[Cytotoxicity induced by HBsAg gene modified-dendritic cells against hepatocellular carcinoma cell HepG2.2.15].

Background & Objective: Up to now, there is no efficient immunotherapy for hepatocellular carcinoma (HCC). Dendritic cell (DC) vaccine could be a potential tool for HCC immunotherapy. This study was to evaluate the effect of dendritic cells (DCs) transfected with recombinant plasmid bearing hepatitis B virus surface antigen (HBsAg) gene, and the capability of generating specific cytotoxic T lymphocytes (CTL) response against HepG2.2.15 in vitro, which were induced by genetically modified DCs.

Methods: After cultured for 5 days, the DCs were transfected with pCR3.1-S by liposome. The HBsAg gene expression on pCR3.1-transfected DCs was identified by Western blot analysis, and immunofluorescence methods. The cytotoxicity against HepG2.2.15, which were induced by DCs, was tested by MTT assay.

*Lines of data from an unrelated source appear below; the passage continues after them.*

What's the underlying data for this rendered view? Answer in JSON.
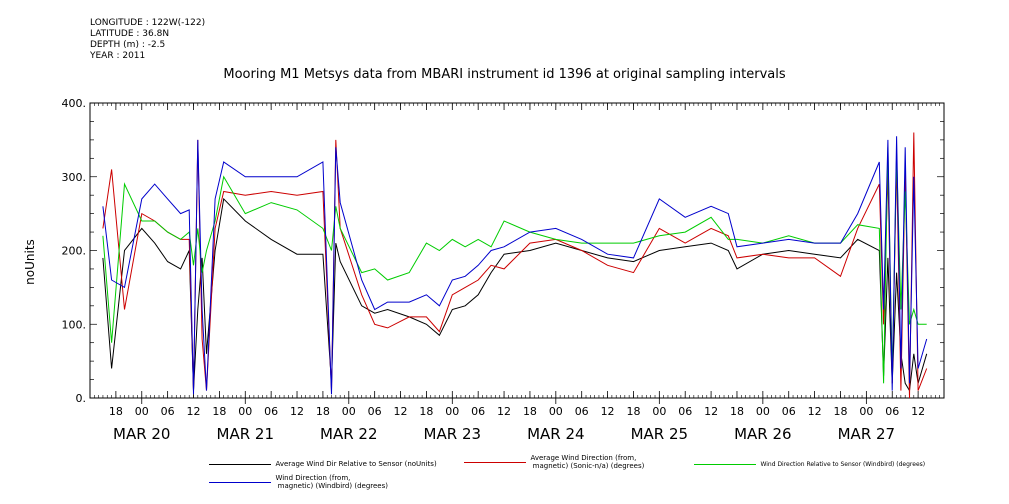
{
  "meta": {
    "longitude": "LONGITUDE : 122W(-122)",
    "latitude": "LATITUDE : 36.8N",
    "depth": "DEPTH (m) : -2.5",
    "year": "YEAR : 2011"
  },
  "chart_data": {
    "type": "line",
    "title": "Mooring M1 Metsys data from MBARI instrument id 1396 at original sampling intervals",
    "xlabel": "",
    "ylabel": "noUnits",
    "xlim": [
      "2011-03-19T12:00",
      "2011-03-27T18:00"
    ],
    "ylim": [
      0,
      400
    ],
    "yticks": [
      0,
      100,
      200,
      300,
      400
    ],
    "ytick_labels": [
      "0.",
      "100.",
      "200.",
      "300.",
      "400."
    ],
    "x_hour_ticks": [
      {
        "t": "2011-03-19T18:00",
        "label": "18"
      },
      {
        "t": "2011-03-20T00:00",
        "label": "00"
      },
      {
        "t": "2011-03-20T06:00",
        "label": "06"
      },
      {
        "t": "2011-03-20T12:00",
        "label": "12"
      },
      {
        "t": "2011-03-20T18:00",
        "label": "18"
      },
      {
        "t": "2011-03-21T00:00",
        "label": "00"
      },
      {
        "t": "2011-03-21T06:00",
        "label": "06"
      },
      {
        "t": "2011-03-21T12:00",
        "label": "12"
      },
      {
        "t": "2011-03-21T18:00",
        "label": "18"
      },
      {
        "t": "2011-03-22T00:00",
        "label": "00"
      },
      {
        "t": "2011-03-22T06:00",
        "label": "06"
      },
      {
        "t": "2011-03-22T12:00",
        "label": "12"
      },
      {
        "t": "2011-03-22T18:00",
        "label": "18"
      },
      {
        "t": "2011-03-23T00:00",
        "label": "00"
      },
      {
        "t": "2011-03-23T06:00",
        "label": "06"
      },
      {
        "t": "2011-03-23T12:00",
        "label": "12"
      },
      {
        "t": "2011-03-23T18:00",
        "label": "18"
      },
      {
        "t": "2011-03-24T00:00",
        "label": "00"
      },
      {
        "t": "2011-03-24T06:00",
        "label": "06"
      },
      {
        "t": "2011-03-24T12:00",
        "label": "12"
      },
      {
        "t": "2011-03-24T18:00",
        "label": "18"
      },
      {
        "t": "2011-03-25T00:00",
        "label": "00"
      },
      {
        "t": "2011-03-25T06:00",
        "label": "06"
      },
      {
        "t": "2011-03-25T12:00",
        "label": "12"
      },
      {
        "t": "2011-03-25T18:00",
        "label": "18"
      },
      {
        "t": "2011-03-26T00:00",
        "label": "00"
      },
      {
        "t": "2011-03-26T06:00",
        "label": "06"
      },
      {
        "t": "2011-03-26T12:00",
        "label": "12"
      },
      {
        "t": "2011-03-26T18:00",
        "label": "18"
      },
      {
        "t": "2011-03-27T00:00",
        "label": "00"
      },
      {
        "t": "2011-03-27T06:00",
        "label": "06"
      },
      {
        "t": "2011-03-27T12:00",
        "label": "12"
      }
    ],
    "x_day_labels": [
      {
        "t": "2011-03-20T00:00",
        "label": "MAR 20"
      },
      {
        "t": "2011-03-21T00:00",
        "label": "MAR 21"
      },
      {
        "t": "2011-03-22T00:00",
        "label": "MAR 22"
      },
      {
        "t": "2011-03-23T00:00",
        "label": "MAR 23"
      },
      {
        "t": "2011-03-24T00:00",
        "label": "MAR 24"
      },
      {
        "t": "2011-03-25T00:00",
        "label": "MAR 25"
      },
      {
        "t": "2011-03-26T00:00",
        "label": "MAR 26"
      },
      {
        "t": "2011-03-27T00:00",
        "label": "MAR 27"
      }
    ],
    "series": [
      {
        "name": "Average Wind Dir Relative to Sensor (noUnits)",
        "color": "#000000",
        "x": [
          "2011-03-19T15:00",
          "2011-03-19T17:00",
          "2011-03-19T20:00",
          "2011-03-20T00:00",
          "2011-03-20T03:00",
          "2011-03-20T06:00",
          "2011-03-20T09:00",
          "2011-03-20T11:00",
          "2011-03-20T12:00",
          "2011-03-20T13:00",
          "2011-03-20T14:00",
          "2011-03-20T15:00",
          "2011-03-20T17:00",
          "2011-03-20T19:00",
          "2011-03-21T00:00",
          "2011-03-21T06:00",
          "2011-03-21T12:00",
          "2011-03-21T18:00",
          "2011-03-21T20:00",
          "2011-03-21T21:00",
          "2011-03-21T22:00",
          "2011-03-22T03:00",
          "2011-03-22T06:00",
          "2011-03-22T09:00",
          "2011-03-22T14:00",
          "2011-03-22T18:00",
          "2011-03-22T21:00",
          "2011-03-23T00:00",
          "2011-03-23T03:00",
          "2011-03-23T06:00",
          "2011-03-23T09:00",
          "2011-03-23T12:00",
          "2011-03-23T18:00",
          "2011-03-24T00:00",
          "2011-03-24T06:00",
          "2011-03-24T12:00",
          "2011-03-24T18:00",
          "2011-03-25T00:00",
          "2011-03-25T06:00",
          "2011-03-25T12:00",
          "2011-03-25T16:00",
          "2011-03-25T18:00",
          "2011-03-26T00:00",
          "2011-03-26T06:00",
          "2011-03-26T12:00",
          "2011-03-26T18:00",
          "2011-03-26T22:00",
          "2011-03-27T03:00",
          "2011-03-27T04:00",
          "2011-03-27T05:00",
          "2011-03-27T06:00",
          "2011-03-27T07:00",
          "2011-03-27T08:00",
          "2011-03-27T09:00",
          "2011-03-27T10:00",
          "2011-03-27T11:00",
          "2011-03-27T12:00",
          "2011-03-27T14:00"
        ],
        "y": [
          190,
          40,
          200,
          230,
          210,
          185,
          175,
          200,
          10,
          120,
          190,
          60,
          200,
          270,
          240,
          215,
          195,
          195,
          20,
          210,
          185,
          125,
          115,
          120,
          110,
          100,
          85,
          120,
          125,
          140,
          170,
          195,
          200,
          210,
          200,
          190,
          185,
          200,
          205,
          210,
          200,
          175,
          195,
          200,
          195,
          190,
          215,
          200,
          30,
          190,
          20,
          170,
          60,
          20,
          10,
          60,
          20,
          60
        ]
      },
      {
        "name": "Average Wind Direction (from,\n magnetic) (Sonic-n/a) (degrees)",
        "color": "#cc0000",
        "x": [
          "2011-03-19T15:00",
          "2011-03-19T17:00",
          "2011-03-19T20:00",
          "2011-03-20T00:00",
          "2011-03-20T03:00",
          "2011-03-20T06:00",
          "2011-03-20T09:00",
          "2011-03-20T11:00",
          "2011-03-20T12:00",
          "2011-03-20T13:00",
          "2011-03-20T14:00",
          "2011-03-20T15:00",
          "2011-03-20T17:00",
          "2011-03-20T19:00",
          "2011-03-21T00:00",
          "2011-03-21T06:00",
          "2011-03-21T12:00",
          "2011-03-21T18:00",
          "2011-03-21T20:00",
          "2011-03-21T21:00",
          "2011-03-21T22:00",
          "2011-03-22T03:00",
          "2011-03-22T06:00",
          "2011-03-22T09:00",
          "2011-03-22T14:00",
          "2011-03-22T18:00",
          "2011-03-22T21:00",
          "2011-03-23T00:00",
          "2011-03-23T03:00",
          "2011-03-23T06:00",
          "2011-03-23T09:00",
          "2011-03-23T12:00",
          "2011-03-23T18:00",
          "2011-03-24T00:00",
          "2011-03-24T06:00",
          "2011-03-24T12:00",
          "2011-03-24T18:00",
          "2011-03-25T00:00",
          "2011-03-25T06:00",
          "2011-03-25T12:00",
          "2011-03-25T16:00",
          "2011-03-25T18:00",
          "2011-03-26T00:00",
          "2011-03-26T06:00",
          "2011-03-26T12:00",
          "2011-03-26T18:00",
          "2011-03-26T22:00",
          "2011-03-27T03:00",
          "2011-03-27T04:00",
          "2011-03-27T05:00",
          "2011-03-27T06:00",
          "2011-03-27T07:00",
          "2011-03-27T08:00",
          "2011-03-27T09:00",
          "2011-03-27T10:00",
          "2011-03-27T11:00",
          "2011-03-27T12:00",
          "2011-03-27T14:00"
        ],
        "y": [
          230,
          310,
          120,
          250,
          240,
          225,
          215,
          215,
          10,
          350,
          80,
          10,
          230,
          280,
          275,
          280,
          275,
          280,
          10,
          350,
          230,
          140,
          100,
          95,
          110,
          110,
          90,
          140,
          150,
          160,
          180,
          175,
          210,
          215,
          200,
          180,
          170,
          230,
          210,
          230,
          220,
          190,
          195,
          190,
          190,
          165,
          230,
          290,
          100,
          305,
          20,
          320,
          10,
          310,
          0,
          360,
          10,
          40
        ]
      },
      {
        "name": "Wind Direction Relative to Sensor (Windbird) (degrees)",
        "color": "#00cc00",
        "x": [
          "2011-03-19T15:00",
          "2011-03-19T17:00",
          "2011-03-19T20:00",
          "2011-03-20T00:00",
          "2011-03-20T03:00",
          "2011-03-20T06:00",
          "2011-03-20T09:00",
          "2011-03-20T11:00",
          "2011-03-20T12:00",
          "2011-03-20T13:00",
          "2011-03-20T14:00",
          "2011-03-20T15:00",
          "2011-03-20T17:00",
          "2011-03-20T19:00",
          "2011-03-21T00:00",
          "2011-03-21T06:00",
          "2011-03-21T12:00",
          "2011-03-21T18:00",
          "2011-03-21T20:00",
          "2011-03-21T21:00",
          "2011-03-21T22:00",
          "2011-03-22T03:00",
          "2011-03-22T06:00",
          "2011-03-22T09:00",
          "2011-03-22T14:00",
          "2011-03-22T18:00",
          "2011-03-22T21:00",
          "2011-03-23T00:00",
          "2011-03-23T03:00",
          "2011-03-23T06:00",
          "2011-03-23T09:00",
          "2011-03-23T12:00",
          "2011-03-23T18:00",
          "2011-03-24T00:00",
          "2011-03-24T06:00",
          "2011-03-24T12:00",
          "2011-03-24T18:00",
          "2011-03-25T00:00",
          "2011-03-25T06:00",
          "2011-03-25T12:00",
          "2011-03-25T16:00",
          "2011-03-25T18:00",
          "2011-03-26T00:00",
          "2011-03-26T06:00",
          "2011-03-26T12:00",
          "2011-03-26T18:00",
          "2011-03-26T22:00",
          "2011-03-27T03:00",
          "2011-03-27T04:00",
          "2011-03-27T05:00",
          "2011-03-27T06:00",
          "2011-03-27T07:00",
          "2011-03-27T08:00",
          "2011-03-27T09:00",
          "2011-03-27T10:00",
          "2011-03-27T11:00",
          "2011-03-27T12:00",
          "2011-03-27T14:00"
        ],
        "y": [
          220,
          75,
          290,
          240,
          240,
          225,
          215,
          225,
          180,
          230,
          170,
          200,
          240,
          300,
          250,
          265,
          255,
          230,
          200,
          260,
          230,
          170,
          175,
          160,
          170,
          210,
          200,
          215,
          205,
          215,
          205,
          240,
          225,
          215,
          210,
          210,
          210,
          220,
          225,
          245,
          215,
          215,
          210,
          220,
          210,
          210,
          235,
          230,
          20,
          340,
          30,
          330,
          120,
          280,
          100,
          120,
          100,
          100
        ]
      },
      {
        "name": "Wind Direction (from,\n magnetic) (Windbird) (degrees)",
        "color": "#0000cc",
        "x": [
          "2011-03-19T15:00",
          "2011-03-19T17:00",
          "2011-03-19T20:00",
          "2011-03-20T00:00",
          "2011-03-20T03:00",
          "2011-03-20T06:00",
          "2011-03-20T09:00",
          "2011-03-20T11:00",
          "2011-03-20T12:00",
          "2011-03-20T13:00",
          "2011-03-20T14:00",
          "2011-03-20T15:00",
          "2011-03-20T17:00",
          "2011-03-20T19:00",
          "2011-03-21T00:00",
          "2011-03-21T06:00",
          "2011-03-21T12:00",
          "2011-03-21T18:00",
          "2011-03-21T20:00",
          "2011-03-21T21:00",
          "2011-03-21T22:00",
          "2011-03-22T03:00",
          "2011-03-22T06:00",
          "2011-03-22T09:00",
          "2011-03-22T14:00",
          "2011-03-22T18:00",
          "2011-03-22T21:00",
          "2011-03-23T00:00",
          "2011-03-23T03:00",
          "2011-03-23T06:00",
          "2011-03-23T09:00",
          "2011-03-23T12:00",
          "2011-03-23T18:00",
          "2011-03-24T00:00",
          "2011-03-24T06:00",
          "2011-03-24T12:00",
          "2011-03-24T18:00",
          "2011-03-25T00:00",
          "2011-03-25T06:00",
          "2011-03-25T12:00",
          "2011-03-25T16:00",
          "2011-03-25T18:00",
          "2011-03-26T00:00",
          "2011-03-26T06:00",
          "2011-03-26T12:00",
          "2011-03-26T18:00",
          "2011-03-26T22:00",
          "2011-03-27T03:00",
          "2011-03-27T04:00",
          "2011-03-27T05:00",
          "2011-03-27T06:00",
          "2011-03-27T07:00",
          "2011-03-27T08:00",
          "2011-03-27T09:00",
          "2011-03-27T10:00",
          "2011-03-27T11:00",
          "2011-03-27T12:00",
          "2011-03-27T14:00"
        ],
        "y": [
          260,
          160,
          150,
          270,
          290,
          270,
          250,
          255,
          5,
          350,
          120,
          10,
          270,
          320,
          300,
          300,
          300,
          320,
          5,
          340,
          265,
          160,
          120,
          130,
          130,
          140,
          125,
          160,
          165,
          180,
          200,
          205,
          225,
          230,
          215,
          195,
          190,
          270,
          245,
          260,
          250,
          205,
          210,
          215,
          210,
          210,
          250,
          320,
          120,
          350,
          10,
          355,
          40,
          340,
          20,
          300,
          40,
          80
        ]
      }
    ]
  },
  "legend": [
    {
      "label": "Average Wind Dir Relative to Sensor (noUnits)",
      "color": "#000000"
    },
    {
      "label": "Average Wind Direction (from,\n magnetic) (Sonic-n/a) (degrees)",
      "color": "#cc0000"
    },
    {
      "label": "Wind Direction Relative to Sensor (Windbird) (degrees)",
      "color": "#00cc00"
    },
    {
      "label": "Wind Direction (from,\n magnetic) (Windbird) (degrees)",
      "color": "#0000cc"
    }
  ]
}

Results: DCs up-regulated the expression of CD1a (55.0%), CD11c (98.6%), CD86 (86.1%), CD80 (66.1%), and HLA-DR (88.9%) after cultured for 5 days. Indirect immunofluorescence, and Western blot analysis showed that HBsAg gene was expressed on transfected DCs. The death rates of HepG2.2.15 cells induced by DCs transfected with pCR3.1-S were (52.3+/-2.8)% (E:T=5:1), (64.6+/-2.4)% (10:1), (78.8+/-2.6) (20:1), (82.1+/-2.4)% (40:1), while the pCR3.1- transfected and non-transfected DCs only induced relatively lower cytotoxicity (P< 0.05, n=4).

Conclusion: DCs transfected with recombined plasmid expressed HBsAg efficiently, and the genetically modified DCs evoke a higher CTL response in vitro.